Source : article de Léopold Bouchot tiré de la revue Le Pays Lorrain, 1930, disponible sur Gallica.


Le père Barat a pioché la terre tant que ses jambes ont pu le porter ; maintenant, il est cassé en deux et ne peut plus se traîner qu'à l'aide d'un bâton. Il n'est plus bon à rien. Fumer sa pipe au coin du feu, se chauffer au soleil devant la maison, c'est beau à dire, mais la Sidonie est si « raouâte » qu'elle ne lui laisse jamais un moment de repos.
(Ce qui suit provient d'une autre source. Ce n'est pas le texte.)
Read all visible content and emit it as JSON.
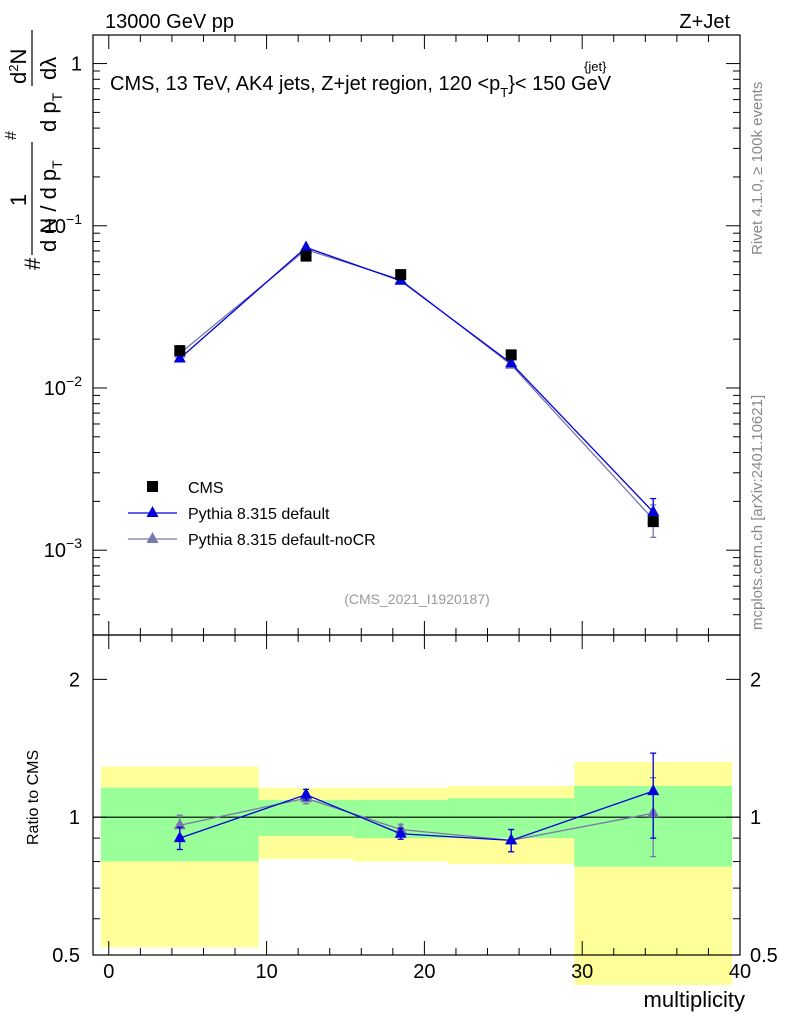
{
  "header": {
    "energy_label": "13000 GeV pp",
    "process_label": "Z+Jet",
    "plot_title": "CMS, 13 TeV, AK4 jets, Z+jet region, 120 <p",
    "plot_title_sup": "{jet}",
    "plot_title_sub": "T",
    "plot_title_end": "}< 150 GeV",
    "watermark": "(CMS_2021_I1920187)",
    "side_note_top": "Rivet 4.1.0, ≥ 100k events",
    "side_note_bottom": "mcplots.cern.ch [arXiv:2401.10621]"
  },
  "chart_data": [
    {
      "type": "line",
      "scale": "log",
      "ylabel_parts": [
        "#",
        "1",
        "d N / d p",
        "T",
        "#",
        "d p",
        "T",
        "d",
        "2",
        "N",
        "dλ"
      ],
      "xlim": [
        -1,
        40
      ],
      "ylim": [
        0.0003,
        1.5
      ],
      "yticks": [
        {
          "value": 1,
          "base": "1",
          "exp": ""
        },
        {
          "value": 0.1,
          "base": "10",
          "exp": "−1"
        },
        {
          "value": 0.01,
          "base": "10",
          "exp": "−2"
        },
        {
          "value": 0.001,
          "base": "10",
          "exp": "−3"
        }
      ],
      "series": [
        {
          "name": "CMS",
          "color": "#000000",
          "marker": "square",
          "x": [
            4.5,
            12.5,
            18.5,
            25.5,
            34.5
          ],
          "values": [
            0.017,
            0.065,
            0.05,
            0.016,
            0.0015
          ],
          "err_up": [
            0,
            0,
            0,
            0,
            0
          ],
          "err_down": [
            0,
            0,
            0,
            0,
            0
          ]
        },
        {
          "name": "Pythia 8.315 default",
          "color": "#0000dd",
          "marker": "triangle",
          "x": [
            4.5,
            12.5,
            18.5,
            25.5,
            34.5
          ],
          "values": [
            0.0152,
            0.0735,
            0.0458,
            0.0142,
            0.00172
          ],
          "err_up": [
            0,
            0,
            0,
            0,
            0.00036
          ],
          "err_down": [
            0,
            0,
            0,
            0,
            0.0003
          ]
        },
        {
          "name": "Pythia 8.315 default-noCR",
          "color": "#7777aa",
          "marker": "triangle",
          "x": [
            4.5,
            12.5,
            18.5,
            25.5,
            34.5
          ],
          "values": [
            0.0163,
            0.0713,
            0.0465,
            0.0139,
            0.00155
          ],
          "err_up": [
            0,
            0,
            0,
            0,
            0.00035
          ],
          "err_down": [
            0,
            0,
            0,
            0,
            0.00035
          ]
        }
      ]
    },
    {
      "type": "line",
      "ylabel": "Ratio to CMS",
      "xlabel": "multiplicity",
      "xlim": [
        -1,
        40
      ],
      "ylim": [
        0.5,
        2.5
      ],
      "xticks": [
        0,
        10,
        20,
        30,
        40
      ],
      "yticks": [
        0.5,
        1,
        2
      ],
      "reference_line": 1,
      "bands": [
        {
          "x0": -0.5,
          "x1": 9.5,
          "inner": [
            0.8,
            1.16
          ],
          "outer": [
            0.52,
            1.29
          ]
        },
        {
          "x0": 9.5,
          "x1": 15.5,
          "inner": [
            0.91,
            1.09
          ],
          "outer": [
            0.81,
            1.16
          ]
        },
        {
          "x0": 15.5,
          "x1": 21.5,
          "inner": [
            0.9,
            1.09
          ],
          "outer": [
            0.8,
            1.16
          ]
        },
        {
          "x0": 21.5,
          "x1": 29.5,
          "inner": [
            0.9,
            1.1
          ],
          "outer": [
            0.79,
            1.17
          ]
        },
        {
          "x0": 29.5,
          "x1": 39.5,
          "inner": [
            0.78,
            1.17
          ],
          "outer": [
            0.43,
            1.32
          ]
        }
      ],
      "series": [
        {
          "name": "Pythia 8.315 default",
          "color": "#0000dd",
          "x": [
            4.5,
            12.5,
            18.5,
            25.5,
            34.5
          ],
          "values": [
            0.9,
            1.12,
            0.92,
            0.89,
            1.14
          ],
          "err_up": [
            0.05,
            0.03,
            0.025,
            0.05,
            0.24
          ],
          "err_down": [
            0.05,
            0.03,
            0.025,
            0.05,
            0.24
          ]
        },
        {
          "name": "Pythia 8.315 default-noCR",
          "color": "#7777aa",
          "x": [
            4.5,
            12.5,
            18.5,
            25.5,
            34.5
          ],
          "values": [
            0.96,
            1.1,
            0.94,
            0.89,
            1.02
          ],
          "err_up": [
            0.05,
            0.03,
            0.025,
            0.05,
            0.2
          ],
          "err_down": [
            0.05,
            0.03,
            0.025,
            0.05,
            0.2
          ]
        }
      ]
    }
  ]
}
Alors, pour être tranquille, il a ouvert une carrière sur « la Haye » et tire des pierres pour les corvées des chemins.

Par tous tes temps, on est sûr de le trouver derrière son paillasson, assis sur une planchette clouée à un piquet. Enveloppé de sa  "salopette" de toile grossière, nouée aux genoux, il sépare minutieusement la brocaille de la terre, casse avec son marteau à grand manche la pierraille que le Ferdinand Colson conduira sur le chemin de Lagney.


Le père Barat reçoit souvent la visite d'autres vieux, invalides du travail; alors il sort de sa poche un vieux brûle-gueule tout noir, racle consciencieusement le fond de la pipe qu'il verse dans sa main calleuse, pour le mélanger au tabac qu'il tire d'une vieille blague de cuir fermée par une « courriotte », allume la mèche avec son briquet; c'est alors le meilleur moment de la journée.


Il lui arrive parfois de mettre à jour d'étranges dalles de pierres plates qu'il soulève avec précaution; dessous, il y a des os humains aux trois quarts vermoulus : cela ne l'émeut pas, il n'est pas archéologue. Les os vont rejoindre le tas de débris inutiles; quelquefois aussi, il trouve des fers mangés par la rouille, de vieilles monnaies qui n'ont aucune valeur, puisqu'elles ne sont ni en or, ni en argent, il en a une bonne poignée qui traînent au fond d'un tiroir. Une fois, il a découvert une cruche en terre drôlement faite et l'a rapportée chez lui; mais comme elle était ébréchée, la Sidonie l'a cassée. A quoi bon encombrer la maison d'un tas de vieilleries qui ne servent à rien?